Not many centuries later-perhaps even at the same time-another great black rock, according to the belief of many, fell out of the sky onto the Arabian Peninsula. There, in pre-Islamic times, it was emplaced in a Meccan temple, the Kaaba, and offered something akin to worship. Then, in the seventh and eight centuries A.D., came the stunning success of Islam, founded by Muhammed, who lived out most of his days not far from this large dark stone, the presence of which might conceivably have influenced his choice of career. The earlier worship of the stone was incorporated into Islam, and today a principal focus of every pilgrimage to Mecca is that same stone-often called the Kaaba after the temple that enshrines it. (All religions have shamelessly coopted their predecessors-e.g., consider the Christian festival of Easter, where the ancient fertility rites of the spring equinox are today cunningly disguised as eggs and baby animals. Indeed the very name Easter is, according to some etymologies, a corruption of the name of the great Near Eastern Earth mother goddess, Astarte. The Diana of Ephesus is a later and Hellenized version of Astarte and Cybelle.)

In primitive times, a great boulder falling out of a clear blue sky must have provided onlookers with a memorable experience. But it had a greater importance: at the dawn of metallurgy, iron from the skies was, in many parts of the world, the purest available form of this metal. The military significance of iron swords and the agricultural significance of iron plowshares made metal from the sky a concern of practical men.

Rocks still fall from the skies; farmers still occasionally break their plows on them; museums still pay a bounty for them; and, very rarely, one falls through the eaves of a house, narrowly missing a family in its evening hypnogogic ritual before the television set. We call these objects meteorites. But naming them is not the same as understanding them. Where, in fact, do meteorites come from?

Between the orbits of Mars and Jupiter are thousands of irregularly shaped, tumbling little worlds called asteroids or planetoids. “Asteroid” is not a good term for them because they are not like stars. “Planetoid” is much better because they are like planets, only smaller, but “asteroid” is the more widely used term by far.
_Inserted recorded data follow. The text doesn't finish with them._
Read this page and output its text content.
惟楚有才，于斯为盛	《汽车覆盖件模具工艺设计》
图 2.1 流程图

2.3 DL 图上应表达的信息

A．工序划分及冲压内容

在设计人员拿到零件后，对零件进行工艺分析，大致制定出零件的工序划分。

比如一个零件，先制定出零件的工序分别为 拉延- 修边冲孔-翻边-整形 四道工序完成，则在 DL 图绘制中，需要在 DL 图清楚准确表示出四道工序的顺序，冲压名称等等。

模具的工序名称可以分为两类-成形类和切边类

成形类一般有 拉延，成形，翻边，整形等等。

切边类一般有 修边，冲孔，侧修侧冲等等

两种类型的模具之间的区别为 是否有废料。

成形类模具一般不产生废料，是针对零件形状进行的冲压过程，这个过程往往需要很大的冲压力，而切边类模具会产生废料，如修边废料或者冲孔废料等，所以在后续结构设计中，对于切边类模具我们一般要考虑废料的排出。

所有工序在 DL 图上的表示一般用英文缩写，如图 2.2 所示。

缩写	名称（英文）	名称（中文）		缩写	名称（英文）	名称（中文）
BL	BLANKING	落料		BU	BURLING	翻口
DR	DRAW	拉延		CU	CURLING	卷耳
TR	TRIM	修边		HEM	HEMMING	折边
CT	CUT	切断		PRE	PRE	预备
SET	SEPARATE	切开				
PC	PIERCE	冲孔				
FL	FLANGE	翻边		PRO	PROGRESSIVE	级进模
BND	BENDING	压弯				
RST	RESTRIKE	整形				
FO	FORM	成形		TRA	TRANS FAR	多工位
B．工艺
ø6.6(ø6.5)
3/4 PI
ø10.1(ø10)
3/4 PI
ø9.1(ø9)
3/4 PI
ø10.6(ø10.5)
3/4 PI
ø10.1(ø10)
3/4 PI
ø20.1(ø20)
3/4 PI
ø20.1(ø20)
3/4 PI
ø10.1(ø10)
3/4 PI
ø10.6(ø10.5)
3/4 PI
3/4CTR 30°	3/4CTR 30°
Ceres, the first asteroid to be found, was discovered [11]telescopically on January 1, 1801-an auspicious finding on the first day of the nineteenth century-by G. Piazzi, an Italian monk. Ceres is about 1,000 kilometers in diameter and is by far the largest asteroid. (By comparison, the diameter of the Moon is 3,464 kilometers.) Since then, more than two thousand asteroids have been discovered. Asteroids are given a number indicating their order of discovery. But following Piazzi’s lead, a great effort was also made to give them names-female names, preferably from Greek mythology. However, two thousand asteroids is a great many, and the nomenclature becomes a little ragged toward the end. We find 1 Ceres, 2 Pallas, 3 Juno, 4 Vesta, 16 Psyche, 22 Kalliope, 34 Circe, 55 Pandora, 80 Sappho, 232 Russia, 324 Bamberga, 433 Eros, 710 Gertrud, 739 Mandeville, 747 Winchester, 904 Rockefelleria, 916 America, 1121 Natasha, 1224 Fantasia, 1279 Uganda, 1556 Icarus, 1620 Geographos, 1685 Toro, and 694 Ekard (Drake [University] spelled backwards). 1984 Orwell is, unfortunately, a lost opportunity.